SANA news agency said the Syriac Orthodox and Greek Orthodox Archbishops of Aleppo, Yohanna Ibrahim and Paul Yazigi, were seized on Monday in the village of Kfar Dael.
A Syriac member of the opposition Syrian National Coalition, Abdulahad Steifo, said the men had been kidnapped on the road to Aleppo from the rebel-held Bab al Hawa crossing with Turkey.
Al Jazeera's Rula Amin, reporting from Beirut, said the kidnapping "has sent a lot of concern to the Christian community in Aleppo and throughout Syria".
"They are afraid of the rising power among Islamist groups; many [Christians] have left the country as battles raged in the last six months. This is just another sign of a deteriorating situation for them."
Several prominent Muslim clerics have been killed in Syria's uprising against President Bashar al-Assad, but the two bishops are the most senior church leaders caught up in the conflict.
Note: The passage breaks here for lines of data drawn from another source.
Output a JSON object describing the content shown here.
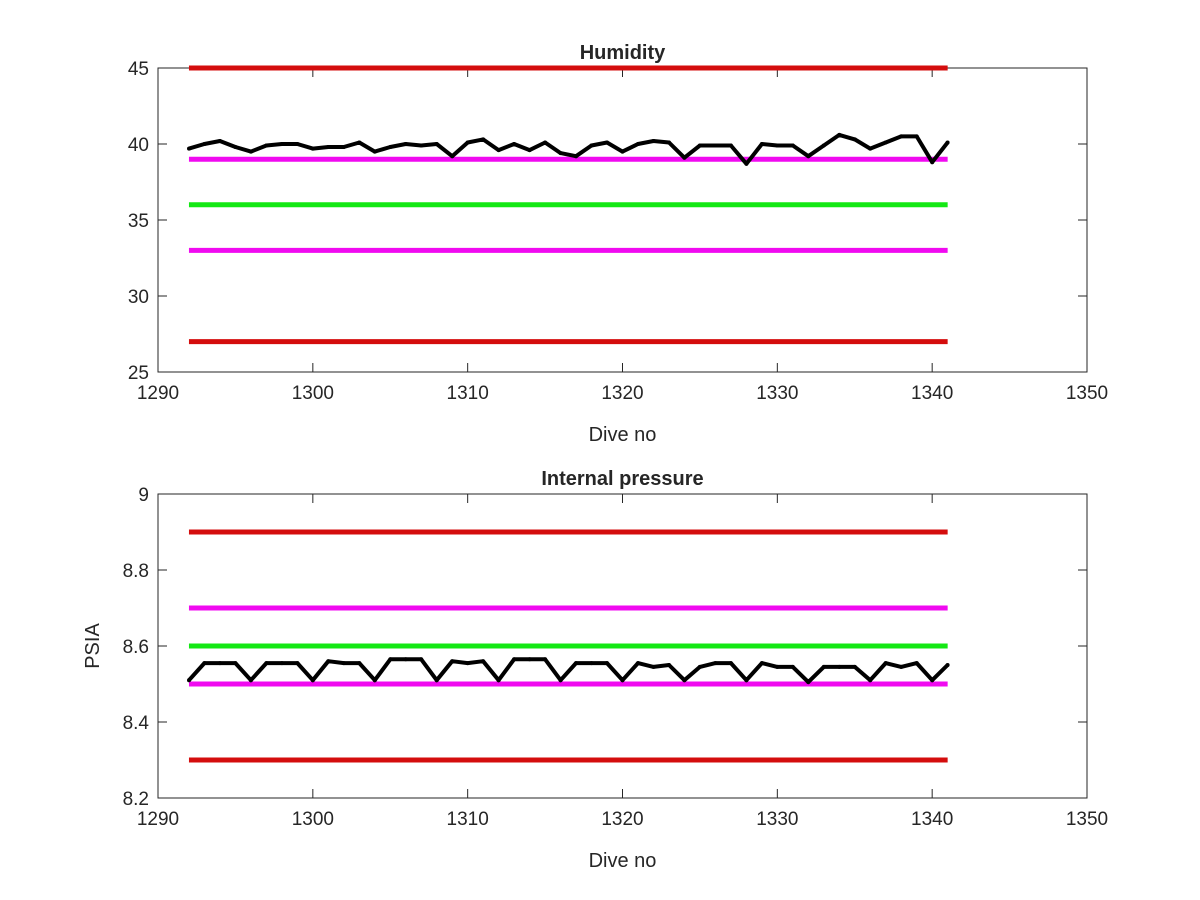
{
  "colors": {
    "series": "#000000",
    "red_limit": "#d40d0d",
    "magenta_limit": "#f00af0",
    "green_target": "#14e814",
    "axis": "#262626"
  },
  "chart_data": [
    {
      "type": "line",
      "title": "Humidity",
      "xlabel": "Dive no",
      "ylabel": "",
      "xlim": [
        1290,
        1350
      ],
      "ylim": [
        25,
        45
      ],
      "xticks": [
        "1290",
        "1300",
        "1310",
        "1320",
        "1330",
        "1340",
        "1350"
      ],
      "yticks": [
        "25",
        "30",
        "35",
        "40",
        "45"
      ],
      "grid": false,
      "hlines": [
        {
          "color": "red_limit",
          "y": 45,
          "x": [
            1292,
            1341
          ]
        },
        {
          "color": "magenta_limit",
          "y": 39,
          "x": [
            1292,
            1341
          ]
        },
        {
          "color": "green_target",
          "y": 36,
          "x": [
            1292,
            1341
          ]
        },
        {
          "color": "magenta_limit",
          "y": 33,
          "x": [
            1292,
            1341
          ]
        },
        {
          "color": "red_limit",
          "y": 27,
          "x": [
            1292,
            1341
          ]
        }
      ],
      "series": [
        {
          "color": "series",
          "x": [
            1292,
            1293,
            1294,
            1295,
            1296,
            1297,
            1298,
            1299,
            1300,
            1301,
            1302,
            1303,
            1304,
            1305,
            1306,
            1307,
            1308,
            1309,
            1310,
            1311,
            1312,
            1313,
            1314,
            1315,
            1316,
            1317,
            1318,
            1319,
            1320,
            1321,
            1322,
            1323,
            1324,
            1325,
            1326,
            1327,
            1328,
            1329,
            1330,
            1331,
            1332,
            1333,
            1334,
            1335,
            1336,
            1337,
            1338,
            1339,
            1340,
            1341
          ],
          "y": [
            39.7,
            40.0,
            40.2,
            39.8,
            39.5,
            39.9,
            40.0,
            40.0,
            39.7,
            39.8,
            39.8,
            40.1,
            39.5,
            39.8,
            40.0,
            39.9,
            40.0,
            39.2,
            40.1,
            40.3,
            39.6,
            40.0,
            39.6,
            40.1,
            39.4,
            39.2,
            39.9,
            40.1,
            39.5,
            40.0,
            40.2,
            40.1,
            39.1,
            39.9,
            39.9,
            39.9,
            38.7,
            40.0,
            39.9,
            39.9,
            39.2,
            39.9,
            40.6,
            40.3,
            39.7,
            40.1,
            40.5,
            40.5,
            38.8,
            40.1
          ]
        }
      ]
    },
    {
      "type": "line",
      "title": "Internal pressure",
      "xlabel": "Dive no",
      "ylabel": "PSIA",
      "xlim": [
        1290,
        1350
      ],
      "ylim": [
        8.2,
        9.0
      ],
      "xticks": [
        "1290",
        "1300",
        "1310",
        "1320",
        "1330",
        "1340",
        "1350"
      ],
      "yticks": [
        "8.2",
        "8.4",
        "8.6",
        "8.8",
        "9"
      ],
      "grid": false,
      "hlines": [
        {
          "color": "red_limit",
          "y": 8.9,
          "x": [
            1292,
            1341
          ]
        },
        {
          "color": "magenta_limit",
          "y": 8.7,
          "x": [
            1292,
            1341
          ]
        },
        {
          "color": "green_target",
          "y": 8.6,
          "x": [
            1292,
            1341
          ]
        },
        {
          "color": "magenta_limit",
          "y": 8.5,
          "x": [
            1292,
            1341
          ]
        },
        {
          "color": "red_limit",
          "y": 8.3,
          "x": [
            1292,
            1341
          ]
        }
      ],
      "series": [
        {
          "color": "series",
          "x": [
            1292,
            1293,
            1294,
            1295,
            1296,
            1297,
            1298,
            1299,
            1300,
            1301,
            1302,
            1303,
            1304,
            1305,
            1306,
            1307,
            1308,
            1309,
            1310,
            1311,
            1312,
            1313,
            1314,
            1315,
            1316,
            1317,
            1318,
            1319,
            1320,
            1321,
            1322,
            1323,
            1324,
            1325,
            1326,
            1327,
            1328,
            1329,
            1330,
            1331,
            1332,
            1333,
            1334,
            1335,
            1336,
            1337,
            1338,
            1339,
            1340,
            1341
          ],
          "y": [
            8.51,
            8.555,
            8.555,
            8.555,
            8.51,
            8.555,
            8.555,
            8.555,
            8.51,
            8.56,
            8.555,
            8.555,
            8.51,
            8.565,
            8.565,
            8.565,
            8.51,
            8.56,
            8.555,
            8.56,
            8.51,
            8.565,
            8.565,
            8.565,
            8.51,
            8.555,
            8.555,
            8.555,
            8.51,
            8.555,
            8.545,
            8.55,
            8.51,
            8.545,
            8.555,
            8.555,
            8.51,
            8.555,
            8.545,
            8.545,
            8.505,
            8.545,
            8.545,
            8.545,
            8.51,
            8.555,
            8.545,
            8.555,
            8.51,
            8.55
          ]
        }
      ]
    }
  ]
}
Christians make up less than ten per cent of the country's 23 million people and, like other religious minorities, many have been wary of the mainly Sunni Muslim uprising against Assad, whose Alawite sect is an offshoot of the Shia sect.
Fears for their future if the rebels were to end 40 years of Assad dynastic rule, which ensured religious freedom without political rights, have increased with the growing strength of rebels and a pledge of allegiance to al-Qaeda by the hardline Nusra Front rebels two weeks ago.
Steifo said Ibrahim had gone to collect Yazigi from the rebel-held Bab al-Hawa crossing because he had crossed there several times before and was familiar with the route.
The two men were driving to Aleppo when they were kidnapped, he added.
Asked who was behind their abduction, Steifo said: "All probabilities are open."
Last September, Ibrahim said that hundreds of Christian families had fled Aleppo as rebels and soldiers battled for control of the country's biggest city.
"In its modern history Aleppo has not seen such critical and painful times ... Christians have been attacked and kidnapped in monstrous ways and their relatives have paid big sums for their release," he told Reuters.
In the central city of Homs, which saw the heaviest bloodshed earlier this year, he said several churches and Christian centres had been damaged in the fighting.
"Until a few months ago the idea of escaping had not crossed the minds of the Christians, but after the danger worsened it has become the main topic of conversation."